Thanks so much for your kind words of support Russ. And you’re so right – it’s fascinating to really dig into the many negative effects alcohol has had on our lives and try to understand why we kept lining up for more of that. All the best to you too x
Well done Allyson! You are an inspiration!
Love from Canada!
Thank you Cee!! I love that this blog is reaching all the way to beautiful Canada x
Thanks for sharing, I can relate to a lot of it especially a work drinking culture (ex mil.). I’m still on the journey. Did about 5 months last year but then faltered. Working on it again now. Sharing teaches me that others have experienced it, and that we are not alone. Thanks and good inspiration. Kia Kaha/stay strong.
All of the comments here have helped me to really feel like I’m in good company and not alone Miquel. So many of us have had similar experiences and are continuing to work on it. I hope you’re journey is going well and thank you for your kind words of support x
Thanks for sharing that.
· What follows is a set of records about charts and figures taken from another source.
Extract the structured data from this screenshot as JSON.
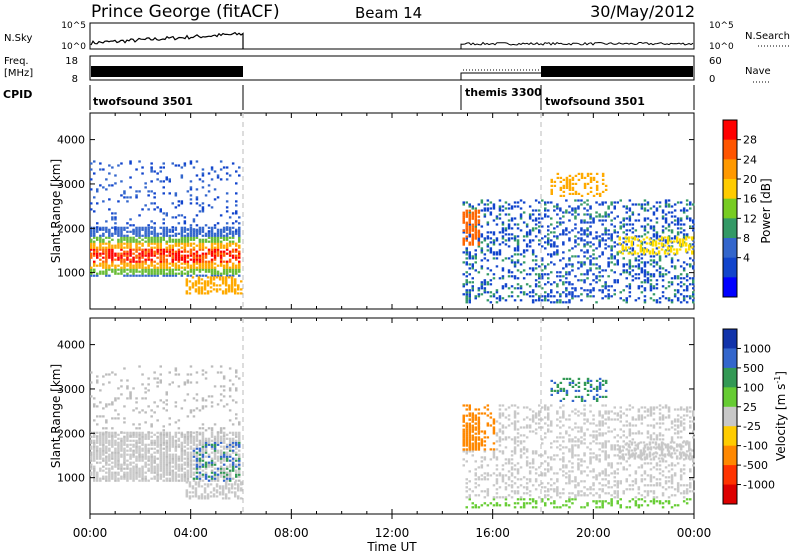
{
  "header": {
    "title": "Prince George (fitACF)",
    "beam": "Beam 14",
    "date": "30/May/2012"
  },
  "summary": {
    "nsky_label": "N.Sky",
    "nsearch_label": "N.Search",
    "freq_label_line1": "Freq.",
    "freq_label_line2": "[MHz]",
    "nave_label": "Nave",
    "cpid_label": "CPID",
    "nsky_ticks": [
      "10^5",
      "10^0"
    ],
    "nsearch_ticks": [
      "10^5",
      "10^0"
    ],
    "freq_ticks": [
      "18",
      "8"
    ],
    "nave_ticks": [
      "60",
      "0"
    ],
    "cpid_segments": [
      {
        "label": "twofsound 3501",
        "start": 0,
        "end": 6
      },
      {
        "label": "themis 3300",
        "start": 14.9,
        "end": 18
      },
      {
        "label": "twofsound 3501",
        "start": 18,
        "end": 24
      }
    ]
  },
  "xaxis": {
    "label": "Time UT",
    "ticks": [
      "00:00",
      "04:00",
      "08:00",
      "12:00",
      "16:00",
      "20:00",
      "00:00"
    ]
  },
  "chart_data": [
    {
      "type": "heatmap",
      "name": "power-panel",
      "ylabel": "Slant Range [km]",
      "xlim": [
        0,
        24
      ],
      "ylim": [
        180,
        4600
      ],
      "yticks": [
        "1000",
        "2000",
        "3000",
        "4000"
      ],
      "colorbar": {
        "title": "Power [dB]",
        "labels": [
          "28",
          "24",
          "20",
          "16",
          "12",
          "8",
          "4"
        ],
        "colors": [
          "#ff0000",
          "#ff5500",
          "#ff9900",
          "#ffcc00",
          "#77cc22",
          "#339966",
          "#3366cc",
          "#1144cc",
          "#0000ff"
        ]
      },
      "data_gaps": [
        [
          6,
          14.8
        ]
      ],
      "cpid_change_hours": [
        6,
        18
      ]
    },
    {
      "type": "heatmap",
      "name": "velocity-panel",
      "ylabel": "Slant Range [km]",
      "xlim": [
        0,
        24
      ],
      "ylim": [
        180,
        4600
      ],
      "yticks": [
        "1000",
        "2000",
        "3000",
        "4000"
      ],
      "colorbar": {
        "title": "Velocity [m s-1]",
        "title_main": "Velocity [m s",
        "title_sup": "-1",
        "title_end": "]",
        "labels": [
          "1000",
          "500",
          "100",
          "25",
          "-25",
          "-100",
          "-500",
          "-1000"
        ],
        "colors": [
          "#1133aa",
          "#3366cc",
          "#339955",
          "#66cc33",
          "#c8c8c8",
          "#ffcc00",
          "#ff8800",
          "#ff3300",
          "#dd0000"
        ]
      },
      "data_gaps": [
        [
          6,
          14.8
        ]
      ],
      "cpid_change_hours": [
        6,
        18
      ]
    }
  ]
}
After reading it I’m starting my sober journey.
I hope you’re going well on your journey Jess. I’m glad sharing my story has helped in some way x
Thanks for sharing, I love you and I am proud of your achievements 💜Mum
Right back at ya Mum x
Thank you for your courage to change your path in life. Thank you also for sharing your story (stories) of overcoming challenges!
God bless you
I was very nervous about sharing my story and I’m so happy that it’s had a positive effect. Thanks for your kind comments Louise x
A long time ago, I also had problems controlling my alcohol consumption once I got started.I even quit various times and once for 5 years only to fall again.One night I was praying and inspired to ask God to take away my desire to smoke cigarettes and drink alcohol to excess. That was in 1992, I fell once shortly after but God has delivered me completely since then. I give Him all the praise and Glory for doing what I could not do. In Jesus name, I thank Our Almighty Father.
It’s an ongoing process for me too Judy. That really struck home after I went back to drinking after my 300+ day break. All the best x
Thank you so much for sharing your story, I have anxiety and is hitting me hard right now. Your story inspired me to start my meditation again and do better. Thank you
Thank you for your feedback Monica. I have benefitted so much from doing a 10 minute meditation each day. It’s a great way for us to take care of ourselves. Please take are and I hope the impact anxiety is having on you is reducing x
Love your brutal honesty, you are and amazing inspirational human being.
Thanks for these beautiful words Kiwi x
Thanks for your honesty and sharing your journey. I have felt my struggle with alcohol dependence is so boring to others. I had forgotten my daybreak family who are not bored and not boring at all!Thanks for reminding me that time reading is time well spent. One of those who cant drink. Best wishes. Wendy
Thanks so much for your support Wendy. I gain so much from our Daybreak family and when I check in with them. It’s a good reminder to do it more often. All the best to you too.
Absolutely amazing, relatable story. Thanks for sharing.
Thank you Twra. It really helps to know that people can relate to it.
Your story resonates with me so much and I’m coming to the realization that I can’t drink in moderation anymore. Everyday I wake up I have to consciously remind myself that I didn’t drink the night before as my mind goes to that thought automatically. I get so pleased with myself but at the same time feel sad about how bad a place is gotten myself into.
I am learning to accept that I don’t drink alcohol in a moderate way either. I’m sick of testing this as the result is always the same. Slowly but surely my mind is tipping to the side of acceptance.